The US & UK government reports into Huawei and ZTE are particularly damning, but overall, doesn’t go into specific things Huawei has done. The US government in particular relies on a lack of co-operation from Huawei to prove that their suspicions are true, rather than putting forward events that they have proof of Huawei’s involvement in.

It is naive to think that Huawei isn’t involved with state sponsored surveillance of the west.

If Cisco is involved with the NSA to spy on American allies, surely, the Chinese government is doing the same with Huawei? Maybe China needs an Edward Snowden to bring to light what really goes on within the complex relationship between Huawei and the Chinese authorities.
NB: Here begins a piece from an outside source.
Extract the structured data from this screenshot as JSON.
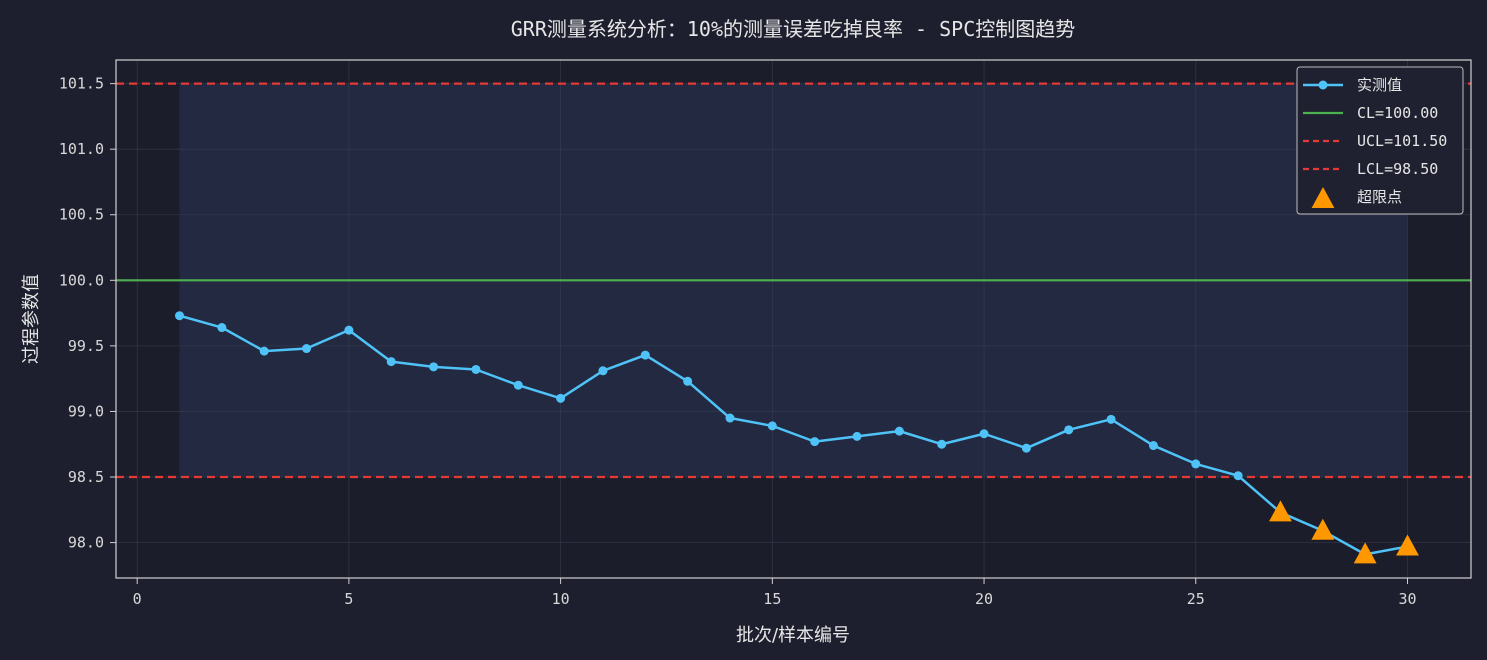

Western governments have been unwilling to release any evidence relating to hacking directly enabled by Huawei equipment, and private enterprise has no intention to stop purchasing Huawei gear, so this puts Huawei, and the public, in a weird situation. If Huawei equipment is good enough for say, Vodafone and Optus, who handle a large chunk of Australia’s communications infrastructure already, why isn’t it good enough for government projects? And if isn’t good enough for government projects, should we be concerned that businesses which handle our sensitive data such as TPG, Primus, Vodafone, Optus and others do use Huawei equipment?

To Huawei’s credit, they deal with any roadblocks put towards them and ultimately, the decision to use Huawei equipment in our telecommunications infrastructure should boil down to a weighted decision between price, support and technical superiority. In Huawei’s case, it has the issue of nationality to contend with – a fact it’s competitors (besides ZTE…) don’t.

The history of Huawei’s involvement in organised Chinese government hacking is extremely grey. There’s a distinct lack of facts, from both Huawei and governments. The only thing we can be sure of in this ongoing debate, is that it’s not going to get blacker or whiter, anytime soon.